Evil Garden Gnome says
Well, looks like the starter box is the way to go. I’d like to see a free rules sample doc (pre-fab characters, basic adventure, sampling of the broader rules but not fine grained, you know, the standard), but a ~25$ CAD demo isn’t too bad. It is WotC afterall.
Mouse says
I playtested D&D Next (back when it was called Next) with a varied group of players. Out of the players I played with several of us had been playing since 1st edition, the others were pretty diehard 3rd edition players. I believe I was the only one that had played every edition-including 4th. There were plenty of things that I didn’t like about it and it seemed like it was kind of all over the place. It had a bit of all editions in it (and I’m not a lover of 4th edition), but I felt a little “nerfed” by it. I played a Cleric and my fellow players played the various other classes. The various updates and changes were hard to keep up with and it got a bit frustrating. That being said…I am excited and very anxious to see where they finally went with it. The thing that I really highly enjoyed was being able to grab old modules like 1st edition’s ‘Keep on the Borderlands’ and run through it with very minimal changes. When WotC started reprinting their old modules and releasing e-versions, this opened up a lot more variety. $50 is a bit steep, but I guess that’s pretty much the cost in today’s market for a print game. Hopefully local hobby shops will support it and they will do a D&D Game Night like the current D&D Encounters that has been occurring every Wed.
DocTruthyness says
They killed it.
This edition of D&D had to have one goal: bring millions of twelve-year-olds into the hobby. Without that feat, there simply aren’t enough aging geeks left to sustain the hobby.
Three 300+ page books at $50 each is a recipe for disaster. Both the size and expense present insurmountable barriers to adoption of the system by new players.
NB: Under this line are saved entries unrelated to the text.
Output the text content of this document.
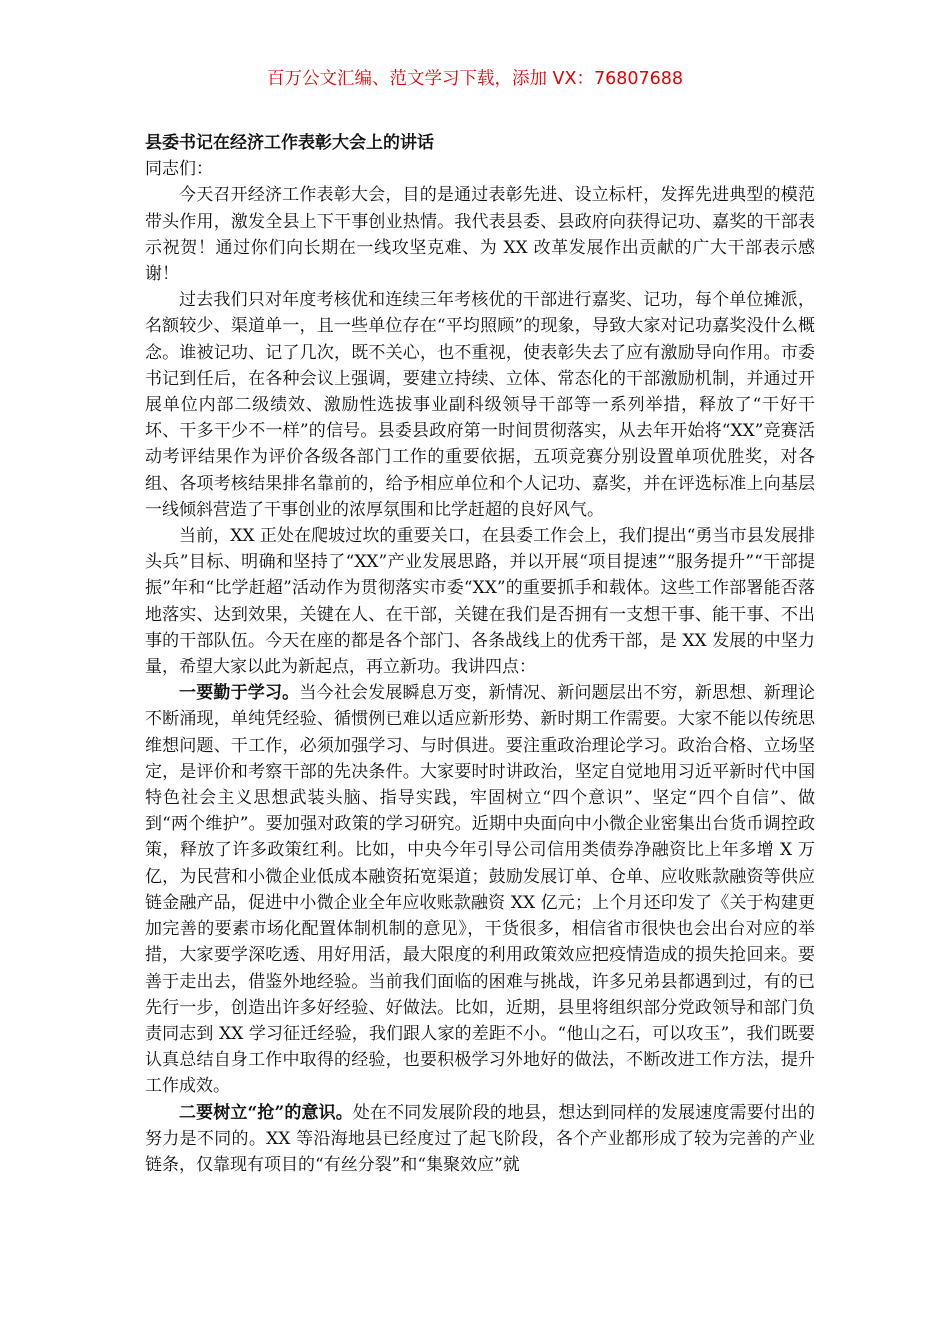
百万公文汇编、范文学习下载，添加 VX：76807688

县委书记在经济工作表彰大会上的讲话

同志们：

今天召开经济工作表彰大会，目的是通过表彰先进、设立标杆，发挥先进典型的模范带头作用，激发全县上下干事创业热情。我代表县委、县政府向获得记功、嘉奖的干部表示祝贺！通过你们向长期在一线攻坚克难、为 XX 改革发展作出贡献的广大干部表示感谢！

过去我们只对年度考核优和连续三年考核优的干部进行嘉奖、记功，每个单位摊派，名额较少、渠道单一，且一些单位存在“平均照顾”的现象，导致大家对记功嘉奖没什么概念。谁被记功、记了几次，既不关心，也不重视，使表彰失去了应有激励导向作用。市委书记到任后，在各种会议上强调，要建立持续、立体、常态化的干部激励机制，并通过开展单位内部二级绩效、激励性选拔事业副科级领导干部等一系列举措，释放了“干好干坏、干多干少不一样”的信号。县委县政府第一时间贯彻落实，从去年开始将“XX”竞赛活动考评结果作为评价各级各部门工作的重要依据，五项竞赛分别设置单项优胜奖，对各组、各项考核结果排名靠前的，给予相应单位和个人记功、嘉奖，并在评选标准上向基层一线倾斜营造了干事创业的浓厚氛围和比学赶超的良好风气。

当前，XX 正处在爬坡过坎的重要关口，在县委工作会上，我们提出“勇当市县发展排头兵”目标、明确和坚持了“XX”产业发展思路，并以开展“项目提速”“服务提升”“干部提振”年和“比学赶超”活动作为贯彻落实市委“XX”的重要抓手和载体。这些工作部署能否落地落实、达到效果，关键在人、在干部，关键在我们是否拥有一支想干事、能干事、不出事的干部队伍。今天在座的都是各个部门、各条战线上的优秀干部，是 XX 发展的中坚力量，希望大家以此为新起点，再立新功。我讲四点：

一要勤于学习。当今社会发展瞬息万变，新情况、新问题层出不穷，新思想、新理论不断涌现，单纯凭经验、循惯例已难以适应新形势、新时期工作需要。大家不能以传统思维想问题、干工作，必须加强学习、与时俱进。要注重政治理论学习。政治合格、立场坚定，是评价和考察干部的先决条件。大家要时时讲政治，坚定自觉地用习近平新时代中国特色社会主义思想武装头脑、指导实践，牢固树立“四个意识”、坚定“四个自信”、做到“两个维护”。要加强对政策的学习研究。近期中央面向中小微企业密集出台货币调控政策，释放了许多政策红利。比如，中央今年引导公司信用类债券净融资比上年多增 X 万亿，为民营和小微企业低成本融资拓宽渠道；鼓励发展订单、仓单、应收账款融资等供应链金融产品，促进中小微企业全年应收账款融资 XX 亿元；上个月还印发了《关于构建更加完善的要素市场化配置体制机制的意见》，干货很多，相信省市很快也会出台对应的举措，大家要学深吃透、用好用活，最大限度的利用政策效应把疫情造成的损失抢回来。要善于走出去，借鉴外地经验。当前我们面临的困难与挑战，许多兄弟县都遇到过，有的已先行一步，创造出许多好经验、好做法。比如，近期，县里将组织部分党政领导和部门负责同志到 XX 学习征迁经验，我们跟人家的差距不小。“他山之石，可以攻玉”，我们既要认真总结自身工作中取得的经验，也要积极学习外地好的做法，不断改进工作方法，提升工作成效。

二要树立“抢”的意识。处在不同发展阶段的地县，想达到同样的发展速度需要付出的努力是不同的。XX 等沿海地县已经度过了起飞阶段，各个产业都形成了较为完善的产业链条，仅靠现有项目的“有丝分裂”和“集聚效应”就
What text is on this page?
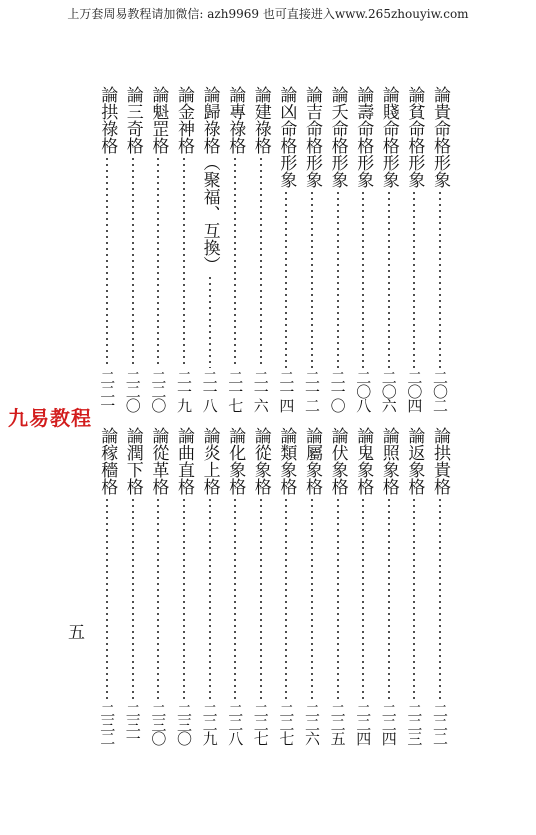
上万套周易教程请加微信: azh9969 也可直接进入www.265zhouyiw.com
九易教程
五
論貴命格形象
二〇二
論貧命格形象
二〇四
論賤命格形象
二〇六
論壽命格形象
二〇八
論夭命格形象
二一〇
論吉命格形象
二一二
論凶命格形象
二一四
論建祿格
二一六
論專祿格
二一七
論歸祿格（聚福、互換）
二一八
論金神格
二一九
論魁罡格
二二〇
論三奇格
二二〇
論拱祿格
二二一
論拱貴格
二二二
論返象格
二二三
論照象格
二二四
論鬼象格
二二四
論伏象格
二二五
論屬象格
二二六
論類象格
二二七
論從象格
二二七
論化象格
二二八
論炎上格
二二九
論曲直格
二三〇
論從革格
二三〇
論潤下格
二三一
論稼穡格
二三二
This was D&D’s last chance. And they failed.
Jc3 says
Except that the rules PDF will be free, so millions of twelve year olds can try it, and if suitably impressed, save their money or ask for the books as gifts. Fifty bucks today is about 25-30 1984 dollars, which was when many of us aging geeks were spending our allowance on 2nd Edition hardcovers.
Chris Stevens says
Yikes! That’s quite a premature sentencing! I think we should be presented with evidence first, no?
DarkplaneDM says
Great to see more posts here at Critical Hits. Keep em rolling. I echo your excitement. Can’t wait to hear and see more. Hopes are high for the best edition yet.
DarkplaneDM says
Also, hooray for better art! MtG is sharing some of its terrific aesthetic.